2) PPP mode of implementation

  • The NMP outlines mainly two modes of implementing monetization: public-private partnership (PPP) and “structured financing” to tap the stock market.
  • PPP in infrastructure has been a financial disaster in India, as evident from what happened after the economic boom of 2003-08.
  • After the 2008 financial crisis, many PPP projects failed to repay bank loans leading to the piling up of non-performing assets (NPAs) of banks.
  • Further, the bulk of the lending was too politically connected to corporate houses and firms.
  •  India is still reeling from the legacy of that period without any easy and credible solutions in sight.

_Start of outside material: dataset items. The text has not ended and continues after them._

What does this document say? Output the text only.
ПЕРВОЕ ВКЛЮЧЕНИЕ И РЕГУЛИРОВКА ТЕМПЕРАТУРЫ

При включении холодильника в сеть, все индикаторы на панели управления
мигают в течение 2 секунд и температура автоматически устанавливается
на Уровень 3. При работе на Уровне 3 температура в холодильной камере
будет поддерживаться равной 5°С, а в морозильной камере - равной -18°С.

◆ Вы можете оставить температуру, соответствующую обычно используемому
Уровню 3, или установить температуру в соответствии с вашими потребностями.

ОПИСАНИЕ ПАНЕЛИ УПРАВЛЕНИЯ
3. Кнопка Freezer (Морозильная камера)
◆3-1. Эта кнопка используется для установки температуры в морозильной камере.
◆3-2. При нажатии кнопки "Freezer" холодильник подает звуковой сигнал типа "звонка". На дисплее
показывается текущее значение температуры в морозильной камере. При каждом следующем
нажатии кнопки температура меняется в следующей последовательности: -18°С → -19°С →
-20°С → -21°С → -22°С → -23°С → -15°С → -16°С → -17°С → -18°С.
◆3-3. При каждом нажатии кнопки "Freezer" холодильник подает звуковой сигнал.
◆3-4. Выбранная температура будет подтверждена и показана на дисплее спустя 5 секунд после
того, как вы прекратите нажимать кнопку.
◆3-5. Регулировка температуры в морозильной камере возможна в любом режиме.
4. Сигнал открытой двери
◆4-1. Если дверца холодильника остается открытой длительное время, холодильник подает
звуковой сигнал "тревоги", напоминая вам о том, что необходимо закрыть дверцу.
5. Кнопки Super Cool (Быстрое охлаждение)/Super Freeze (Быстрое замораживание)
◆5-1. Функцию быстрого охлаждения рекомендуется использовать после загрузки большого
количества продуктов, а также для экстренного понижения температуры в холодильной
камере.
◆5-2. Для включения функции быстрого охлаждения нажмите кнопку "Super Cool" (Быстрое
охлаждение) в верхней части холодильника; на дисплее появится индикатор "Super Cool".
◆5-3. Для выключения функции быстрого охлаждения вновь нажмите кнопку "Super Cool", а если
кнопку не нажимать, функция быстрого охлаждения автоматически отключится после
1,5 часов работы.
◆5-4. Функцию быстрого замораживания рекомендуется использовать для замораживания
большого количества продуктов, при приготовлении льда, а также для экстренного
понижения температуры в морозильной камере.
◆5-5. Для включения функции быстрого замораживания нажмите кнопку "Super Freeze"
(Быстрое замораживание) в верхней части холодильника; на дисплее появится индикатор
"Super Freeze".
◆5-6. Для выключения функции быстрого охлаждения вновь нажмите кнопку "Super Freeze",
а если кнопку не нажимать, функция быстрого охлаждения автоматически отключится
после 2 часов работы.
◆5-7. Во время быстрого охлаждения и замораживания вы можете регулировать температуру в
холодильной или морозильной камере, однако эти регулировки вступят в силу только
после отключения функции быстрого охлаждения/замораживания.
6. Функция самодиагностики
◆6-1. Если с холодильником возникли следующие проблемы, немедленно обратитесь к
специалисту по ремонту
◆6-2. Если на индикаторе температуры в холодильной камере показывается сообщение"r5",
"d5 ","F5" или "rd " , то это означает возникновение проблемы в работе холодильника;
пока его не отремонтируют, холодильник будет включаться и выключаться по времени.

3) Stock market crash threatens the success of InvIT

  • An Infrastructure Investment Trust (InvIT) is being mooted as an alternative means of raising finance from the stock market.
  • In principle, InvIT is much like a mutual fund, whose performance is largely linked to stock prices.
  • The disinvestment process began in 1991 in which the bundles of shares of public sector enterprises (PSEs) were sold by UTI in the booming secondary stock market to realize the best price.
  • However, as the market crashed in the wake of the Harshad Mehta scam, stalling and discrediting the disinvestment process for almost the entire decade.
  • Hence, it may be worth learning the lessons from the historical missteps before exploring the idea all over again by the current stock market boom
  • At present, the U.S. Fed committed to reducing its assets purchase program (known as quantitative easing), the “hot money” inflow that has fuelled Indian stock prices may dry up throwing up nasty surprises.

Thus, it seems unwise to anchor the acutely needed investment revival strategy on a discredited PPP model or on fickle Foreign Institutional Investors (FII) investment in a frothy stock market.

Suggestion: Monetise debt

  • With the financial system flush with liquidity with no takers for bank credit, finance the proposed investment — as envisaged in the Budget — by government borrowing.
  • With a negative 0.4% real interest rate (real interest rate is nominal interest rate minus inflation rate), domestic borrowing in home currency is a steal.
  • No Crowding out: Chances of crowding-out private investments are remote with a liquidity overhang in the market.
  • Low inflation risk: Inflation risk is also limited with little aggregate demand pressures (barring temporary bottlenecks due to localized lockdowns).
  • Rating downgrade risk:  If the debt is productively used to expand GDP (the denominator), rating downgrade risk due to the rising Debt-GDP ratio seems minimal.
  •  Moreover, rising external debt by fickle portfolio investors perhaps carries a greater risk to external instability.

Consider the question “How the National Monetisation Pipeline seeks to implement the asset monetisation? What are the challenges in asset monetisation?”


If reviving investment demand quickly is the real goal, debt monetisation seems a better option than asset monetisation.